Many studies have shown a wide range of physical health benefits of increased hope, including a higher-functioning immune system, better prognosis in chronic illness, and decreased sensations of pain.

This likely has to do with several components of hope that are so potent. One is that when we have hope, we are more likely to think of a specific pathway of how to move forward in the ways that will bring us a sense of agency: we feel less helpless and less uncertain about the future (and helplessness and uncertainty both increase our stress, in ways that can be detrimental to our health over time.) Increased hope also gives us a buffer in order to sustain some setbacks: it can help with our resilience when there are bumps in the road, helping us have the energy to continue on the path that we are on before giving up.

Hope Improves Your Emotional Health

Higher hope is associated with lower levels of anxiety and depression. Of course, this isn't a surprise, as hopelessness itself can be a symptom of depression, so it stands to reason that hope and depression would be negatively correlated.

But it also may well be true that hope helps protect against depression in the first place. By having a more optimistic outlook, you are better able to avoid the all-or-none thinking that keeps you in the mental rut of believing that when one thing goes wrong, everything goes wrong—or that things will never get better. Hope also protects against anxiety by helping you understand that threats can be managed, and that you can eventually gain autonomy even in the scariest of situations.

Hope Helps You Choose Healthier Behaviors

Hope also may very well motivate us to choose better behaviors, creating a cyclical pattern that keeps perpetuating itself. You may know someone who started taking better care of their physical health once they had grandchildren they wanted to live a long time for, or someone who finally got the job they wanted and then decided to clean up other areas of their life to go along with it. When we feel like there are the possibilities of good things ahead, we tend to strengthen those possibilities by nudging ourselves along into healthier behaviors.

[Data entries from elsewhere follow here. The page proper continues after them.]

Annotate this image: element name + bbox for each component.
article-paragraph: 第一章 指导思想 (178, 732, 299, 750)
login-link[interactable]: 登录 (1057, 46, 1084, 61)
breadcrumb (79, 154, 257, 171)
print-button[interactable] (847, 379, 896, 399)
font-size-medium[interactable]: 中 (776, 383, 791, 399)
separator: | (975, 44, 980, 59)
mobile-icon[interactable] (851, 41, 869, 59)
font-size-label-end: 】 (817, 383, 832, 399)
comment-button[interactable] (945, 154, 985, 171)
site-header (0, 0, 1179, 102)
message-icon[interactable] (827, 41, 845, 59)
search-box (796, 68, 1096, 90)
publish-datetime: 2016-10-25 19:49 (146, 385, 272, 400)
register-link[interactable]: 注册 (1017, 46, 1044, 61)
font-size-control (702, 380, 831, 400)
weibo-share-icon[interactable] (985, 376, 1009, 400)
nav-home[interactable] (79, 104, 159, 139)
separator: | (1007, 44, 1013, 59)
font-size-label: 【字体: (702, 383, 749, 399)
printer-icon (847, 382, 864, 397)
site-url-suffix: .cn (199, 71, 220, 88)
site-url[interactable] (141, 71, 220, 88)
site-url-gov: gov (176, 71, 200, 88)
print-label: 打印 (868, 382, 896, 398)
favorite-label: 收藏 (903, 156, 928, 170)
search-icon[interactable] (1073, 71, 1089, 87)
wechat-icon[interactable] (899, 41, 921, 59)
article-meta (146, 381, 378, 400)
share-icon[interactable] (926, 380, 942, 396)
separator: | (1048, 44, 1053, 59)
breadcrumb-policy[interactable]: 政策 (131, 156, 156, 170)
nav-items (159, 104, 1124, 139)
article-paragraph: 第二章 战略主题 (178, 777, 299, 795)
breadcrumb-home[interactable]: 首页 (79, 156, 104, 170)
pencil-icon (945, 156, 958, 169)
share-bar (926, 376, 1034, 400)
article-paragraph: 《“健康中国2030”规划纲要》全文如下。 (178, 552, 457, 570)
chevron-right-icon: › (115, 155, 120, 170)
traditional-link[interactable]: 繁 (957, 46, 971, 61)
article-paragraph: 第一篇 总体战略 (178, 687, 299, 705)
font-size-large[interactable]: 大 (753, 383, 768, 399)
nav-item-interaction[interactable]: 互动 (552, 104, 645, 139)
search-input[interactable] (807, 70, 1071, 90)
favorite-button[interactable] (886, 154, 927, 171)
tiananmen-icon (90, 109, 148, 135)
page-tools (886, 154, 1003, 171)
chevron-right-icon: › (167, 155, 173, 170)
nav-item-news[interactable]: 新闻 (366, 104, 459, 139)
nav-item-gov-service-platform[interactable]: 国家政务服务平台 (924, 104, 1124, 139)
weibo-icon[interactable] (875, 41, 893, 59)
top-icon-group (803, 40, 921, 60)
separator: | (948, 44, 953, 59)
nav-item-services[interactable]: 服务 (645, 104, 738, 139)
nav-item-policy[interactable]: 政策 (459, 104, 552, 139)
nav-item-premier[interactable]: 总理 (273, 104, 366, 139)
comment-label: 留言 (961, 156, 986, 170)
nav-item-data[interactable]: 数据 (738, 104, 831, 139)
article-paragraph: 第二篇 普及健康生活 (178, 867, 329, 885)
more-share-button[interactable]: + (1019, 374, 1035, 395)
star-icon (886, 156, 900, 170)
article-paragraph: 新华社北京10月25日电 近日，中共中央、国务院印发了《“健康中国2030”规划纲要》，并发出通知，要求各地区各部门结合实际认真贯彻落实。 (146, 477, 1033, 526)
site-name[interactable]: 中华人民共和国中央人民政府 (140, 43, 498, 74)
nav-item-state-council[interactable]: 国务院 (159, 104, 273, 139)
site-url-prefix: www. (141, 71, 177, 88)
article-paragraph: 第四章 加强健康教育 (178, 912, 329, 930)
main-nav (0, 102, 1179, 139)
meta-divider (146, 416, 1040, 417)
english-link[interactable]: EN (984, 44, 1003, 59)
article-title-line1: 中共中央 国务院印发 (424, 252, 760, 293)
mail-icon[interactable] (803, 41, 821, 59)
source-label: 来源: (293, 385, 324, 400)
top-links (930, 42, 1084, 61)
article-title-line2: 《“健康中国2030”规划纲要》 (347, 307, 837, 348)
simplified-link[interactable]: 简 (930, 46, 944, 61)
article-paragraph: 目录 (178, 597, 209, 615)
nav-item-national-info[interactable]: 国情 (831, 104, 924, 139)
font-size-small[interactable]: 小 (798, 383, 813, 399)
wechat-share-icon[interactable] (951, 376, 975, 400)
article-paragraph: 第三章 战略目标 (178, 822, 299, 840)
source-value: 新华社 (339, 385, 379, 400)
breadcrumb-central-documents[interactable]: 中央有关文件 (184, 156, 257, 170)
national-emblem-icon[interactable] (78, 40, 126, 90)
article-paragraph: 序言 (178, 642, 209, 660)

Think about what a new post-Covid life may mean to you. Might it activate you to make some changes and get out of the ruts that may have trapped you when you were under lockdown, with your daily life so constricted?

Hope Is Not Being Unrealistically Positive

As much as I am a believer in the power of hope, I have also written extensively about the damage we do when we believe we should simply "think positive." To be clear, none of this discussion on hope should imply that we should flee from negative thoughts or emotions, or we should force ourselves to see only the bright side. Those techniques typically fail to make us feel any better, and even worse, they often create added stress of feeling bad about our bad feelings, or they make us flee to self-destructive behaviors in order to avoid feeling those emotions that we've deemed so scary. This also denies us the practice of learning to manage those emotions!

So, look for hope in a realistic way, and choose to lean in to it—but let it be part of the larger whole. You need not avoid the grief and distress that go along with the big picture. In fact, hope—or light—can be that much more exquisite and meaningful when it comes with full acknowledgment that darkness exists, too.

In the words of the late Leonard Cohen, in his song Anthem, "Ring the bells that still can ring/ Forget your perfect offering/ There is a crack, a crack in everything/ That's how the light gets in." Let hope in—and let it be real as you lean fully in to what life may bring.